Accessing data in relational databases

Database languages

Relational databases use two different types of language. Data definition language (DDL) is used to set up the database in the first place. DDL statements create, modify, and remove database objects such as tables, indexes, and users.

Data manipulation languages (DML) are used to query relational databases. Structured query language (SQL) is a commonly used example of a DML. We’re not going to teach you how to programme in SQL in this course, but it’s worth knowing about it because if you spend any time with bioinformaticians you’re likely to hear them talking about it. SQL statements are used to perform tasks such as updating data in a database, or retrieving data from a database (for example, to provide input for another database or for a workflow involving data from multiple sources).

Accessing data

How you access the data in a relational database is partially dependent on whether someone has built a user interface for it. You are accessing relational databases via a user interface every time you do an online shop, type an address into your satnav system, or search PubMed for a paper. For an individual who is searching for specific pieces of information, in a human-readable form, it makes perfect sense to search for data this way, and this is the way that we expect you will use biological databases most, if not all, of the time.

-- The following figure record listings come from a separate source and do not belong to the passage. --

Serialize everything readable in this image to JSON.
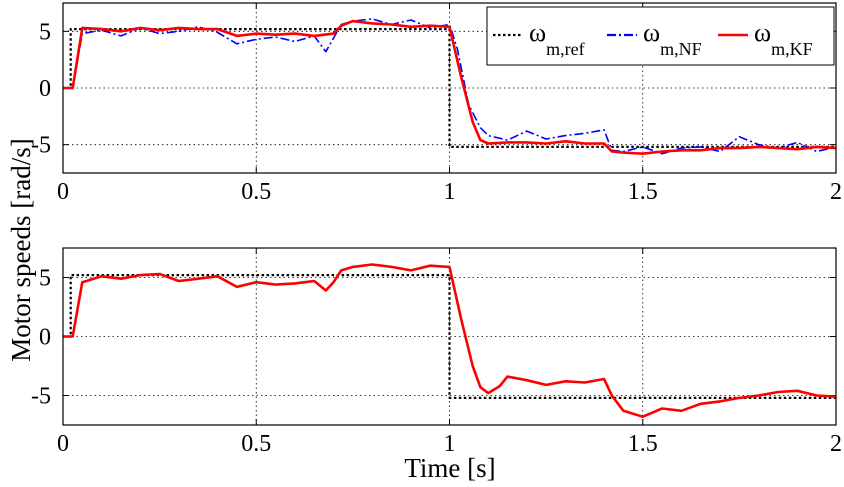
{
  "chart_data": [
    {
      "type": "line",
      "panel": "top",
      "xlim": [
        0,
        2
      ],
      "ylim": [
        -7.5,
        7.5
      ],
      "xticks": [
        0,
        0.5,
        1,
        1.5,
        2
      ],
      "xtick_labels": [
        "0",
        "0.5",
        "1",
        "1.5",
        "2"
      ],
      "yticks": [
        5,
        0,
        -5
      ],
      "ytick_labels": [
        "5",
        "0",
        "-5"
      ],
      "grid": true,
      "legend": {
        "placement": "top-right",
        "entries": [
          {
            "symbol": "ω",
            "sub": "m,ref",
            "series": "ref"
          },
          {
            "symbol": "ω",
            "sub": "m,NF",
            "series": "nf"
          },
          {
            "symbol": "ω",
            "sub": "m,KF",
            "series": "kf"
          }
        ]
      },
      "series": [
        {
          "name": "ω_m,ref",
          "id": "ref",
          "color": "#000000",
          "style": "dotted",
          "x": [
            0,
            0.02,
            0.02,
            1.0,
            1.0,
            2.0
          ],
          "y": [
            0,
            0,
            5.2,
            5.2,
            -5.2,
            -5.2
          ]
        },
        {
          "name": "ω_m,NF",
          "id": "nf",
          "color": "#0000ff",
          "style": "dashdot",
          "x": [
            0,
            0.025,
            0.05,
            0.1,
            0.15,
            0.2,
            0.25,
            0.3,
            0.35,
            0.4,
            0.45,
            0.5,
            0.55,
            0.6,
            0.65,
            0.68,
            0.7,
            0.72,
            0.75,
            0.8,
            0.85,
            0.9,
            0.95,
            1.0,
            1.02,
            1.05,
            1.08,
            1.1,
            1.15,
            1.2,
            1.25,
            1.3,
            1.35,
            1.4,
            1.42,
            1.45,
            1.5,
            1.55,
            1.6,
            1.65,
            1.7,
            1.75,
            1.8,
            1.85,
            1.9,
            1.95,
            2.0
          ],
          "y": [
            0,
            0,
            4.8,
            5.1,
            4.6,
            5.3,
            4.8,
            5.0,
            5.4,
            4.9,
            3.9,
            4.3,
            4.5,
            4.1,
            4.6,
            3.2,
            4.4,
            5.6,
            5.9,
            6.1,
            5.6,
            6.0,
            5.3,
            5.6,
            3.5,
            -1.5,
            -3.5,
            -4.2,
            -4.6,
            -3.8,
            -4.5,
            -4.2,
            -4.0,
            -3.7,
            -5.5,
            -5.6,
            -5.2,
            -5.8,
            -5.3,
            -5.2,
            -5.6,
            -4.3,
            -5.0,
            -5.3,
            -4.8,
            -5.6,
            -5.2
          ]
        },
        {
          "name": "ω_m,KF",
          "id": "kf",
          "color": "#ff0000",
          "style": "solid",
          "x": [
            0,
            0.025,
            0.05,
            0.1,
            0.15,
            0.2,
            0.25,
            0.3,
            0.35,
            0.4,
            0.45,
            0.5,
            0.55,
            0.6,
            0.65,
            0.7,
            0.72,
            0.75,
            0.8,
            0.85,
            0.9,
            0.95,
            1.0,
            1.03,
            1.06,
            1.08,
            1.1,
            1.15,
            1.2,
            1.25,
            1.3,
            1.35,
            1.4,
            1.42,
            1.45,
            1.5,
            1.55,
            1.6,
            1.65,
            1.7,
            1.75,
            1.8,
            1.85,
            1.9,
            1.95,
            2.0
          ],
          "y": [
            0,
            0,
            5.3,
            5.2,
            5.0,
            5.3,
            5.1,
            5.3,
            5.2,
            5.2,
            4.6,
            4.8,
            4.7,
            4.8,
            4.6,
            4.8,
            5.5,
            5.9,
            5.7,
            5.6,
            5.4,
            5.5,
            5.4,
            1.0,
            -3.0,
            -4.6,
            -4.9,
            -4.8,
            -4.8,
            -4.9,
            -4.7,
            -4.9,
            -4.9,
            -5.6,
            -5.7,
            -5.8,
            -5.6,
            -5.5,
            -5.5,
            -5.3,
            -5.3,
            -5.2,
            -5.3,
            -5.4,
            -5.2,
            -5.3
          ]
        }
      ]
    },
    {
      "type": "line",
      "panel": "bottom",
      "xlim": [
        0,
        2
      ],
      "ylim": [
        -7.5,
        7.5
      ],
      "xticks": [
        0,
        0.5,
        1,
        1.5,
        2
      ],
      "xtick_labels": [
        "0",
        "0.5",
        "1",
        "1.5",
        "2"
      ],
      "yticks": [
        5,
        0,
        -5
      ],
      "ytick_labels": [
        "5",
        "0",
        "-5"
      ],
      "grid": true,
      "series": [
        {
          "name": "ω_m,ref",
          "id": "ref",
          "color": "#000000",
          "style": "dotted",
          "x": [
            0,
            0.02,
            0.02,
            1.0,
            1.0,
            2.0
          ],
          "y": [
            0,
            0,
            5.2,
            5.2,
            -5.2,
            -5.2
          ]
        },
        {
          "name": "ω_m,KF",
          "id": "kf",
          "color": "#ff0000",
          "style": "solid",
          "x": [
            0,
            0.025,
            0.05,
            0.1,
            0.15,
            0.2,
            0.25,
            0.3,
            0.35,
            0.4,
            0.45,
            0.5,
            0.55,
            0.6,
            0.65,
            0.68,
            0.7,
            0.72,
            0.75,
            0.8,
            0.85,
            0.9,
            0.95,
            1.0,
            1.03,
            1.06,
            1.08,
            1.1,
            1.13,
            1.15,
            1.2,
            1.25,
            1.3,
            1.35,
            1.4,
            1.42,
            1.45,
            1.5,
            1.55,
            1.6,
            1.65,
            1.7,
            1.75,
            1.8,
            1.85,
            1.9,
            1.95,
            2.0
          ],
          "y": [
            0,
            0,
            4.6,
            5.1,
            4.9,
            5.2,
            5.3,
            4.7,
            4.9,
            5.1,
            4.2,
            4.6,
            4.4,
            4.5,
            4.7,
            3.9,
            4.6,
            5.6,
            5.9,
            6.1,
            5.9,
            5.6,
            6.0,
            5.9,
            1.5,
            -2.5,
            -4.3,
            -4.8,
            -4.2,
            -3.4,
            -3.7,
            -4.1,
            -3.8,
            -3.9,
            -3.6,
            -5.0,
            -6.3,
            -6.8,
            -6.1,
            -6.3,
            -5.7,
            -5.5,
            -5.2,
            -5.0,
            -4.7,
            -4.6,
            -5.0,
            -5.1
          ]
        }
      ]
    }
  ],
  "ylabel": "Motor speeds [rad/s]",
  "xlabel": "Time [s]"
}
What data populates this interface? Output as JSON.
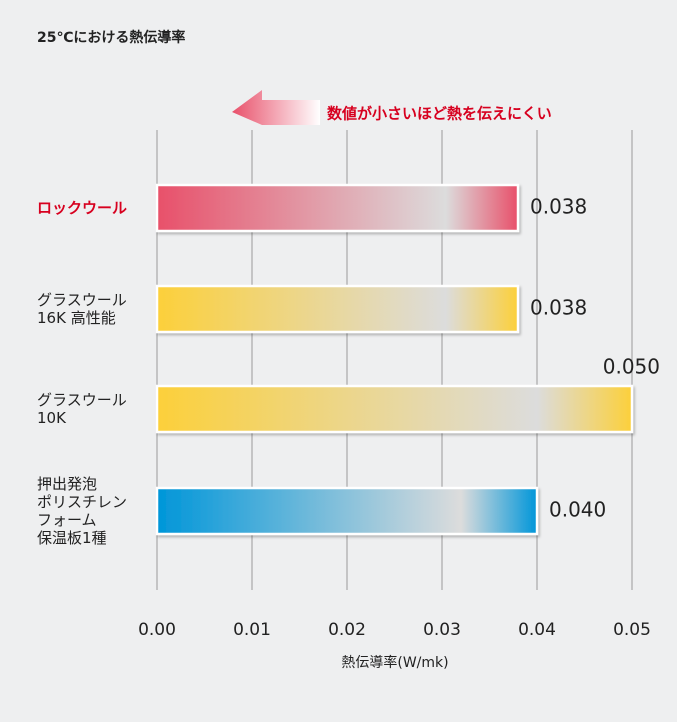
{
  "chart_data": {
    "type": "hbar",
    "title": "25℃における熱伝導率",
    "annotation": "数値が小さいほど熱を伝えにくい",
    "categories": [
      [
        "ロックウール"
      ],
      [
        "グラスウール",
        "16K 高性能"
      ],
      [
        "グラスウール",
        "10K"
      ],
      [
        "押出発泡",
        "ポリスチレン",
        "フォーム",
        "保温板1種"
      ]
    ],
    "values": [
      0.038,
      0.038,
      0.05,
      0.04
    ],
    "value_labels": [
      "0.038",
      "0.038",
      "0.050",
      "0.040"
    ],
    "colors": [
      "#e8506a",
      "#fcd03a",
      "#fcd03a",
      "#0096d9"
    ],
    "highlight_index": 0,
    "highlight_color": "#d7001f",
    "xlabel": "熱伝導率(W/mk)",
    "xlim": [
      0,
      0.05
    ],
    "xticks": [
      {
        "value": 0,
        "label": "0.00"
      },
      0.01,
      0.02,
      0.03,
      0.04,
      0.05
    ],
    "grid": true
  }
}
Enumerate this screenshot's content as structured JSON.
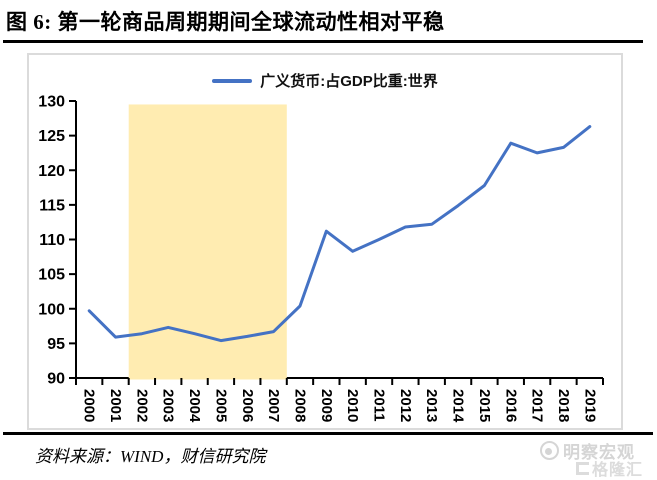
{
  "title": "图 6: 第一轮商品周期期间全球流动性相对平稳",
  "source_note": "资料来源：WIND，财信研究院",
  "watermark": {
    "brand": "明察宏观",
    "site": "格隆汇"
  },
  "colors": {
    "line": "#4472C4",
    "band": "#FFECB1",
    "panel_border": "#DBDBDB",
    "axis": "#000000",
    "watermark": "#D5D5D5"
  },
  "chart_data": {
    "type": "line",
    "title": "图 6: 第一轮商品周期期间全球流动性相对平稳",
    "categories": [
      2000,
      2001,
      2002,
      2003,
      2004,
      2005,
      2006,
      2007,
      2008,
      2009,
      2010,
      2011,
      2012,
      2013,
      2014,
      2015,
      2016,
      2017,
      2018,
      2019
    ],
    "series": [
      {
        "name": "广义货币:占GDP比重:世界",
        "color": "#4472C4",
        "values": [
          99.7,
          95.9,
          96.4,
          97.3,
          96.4,
          95.4,
          96.0,
          96.7,
          100.4,
          111.2,
          108.3,
          110.0,
          111.8,
          112.2,
          114.9,
          117.8,
          123.9,
          122.5,
          123.3,
          126.3
        ]
      }
    ],
    "xlabel": "",
    "ylabel": "",
    "ylim": [
      90,
      130
    ],
    "ytick_step": 5,
    "grid": false,
    "legend_position": "top",
    "highlight_band": {
      "from": 2002,
      "to": 2007,
      "top_value": 129.5,
      "color": "#FFECB1"
    }
  }
}
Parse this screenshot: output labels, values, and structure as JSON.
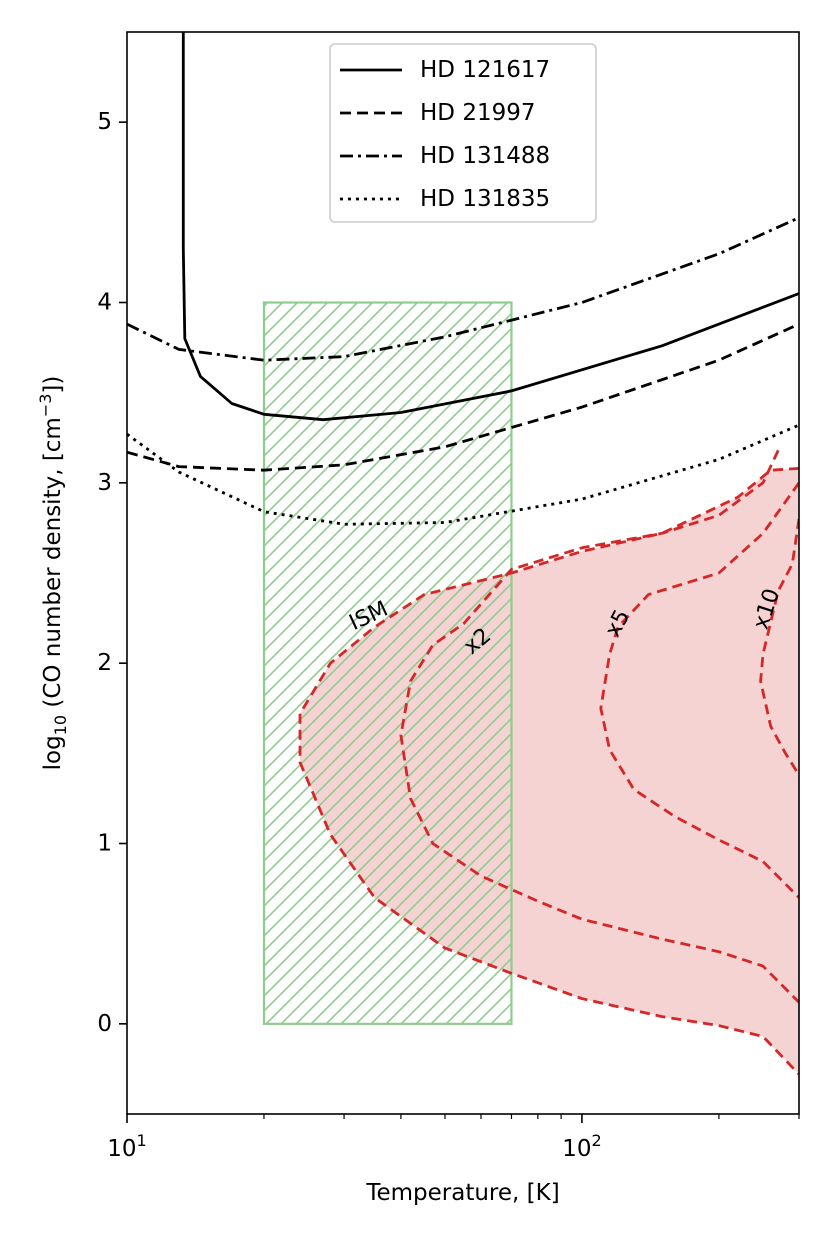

However, let’s imagine that you work in a public health lab and you’re tracking an Ebola outbreak in Western Africa. Samples from patients are being sequenced on a daily basis and you need to compare their sequences to track the source of a particularly virulent variant. Using a query language to search the sequence databases on a daily basis and retrieve the results in a form that can immediately be fed into a sequence comparison tool is going to save you a lot of time and, ultimately, could save a lot of lives.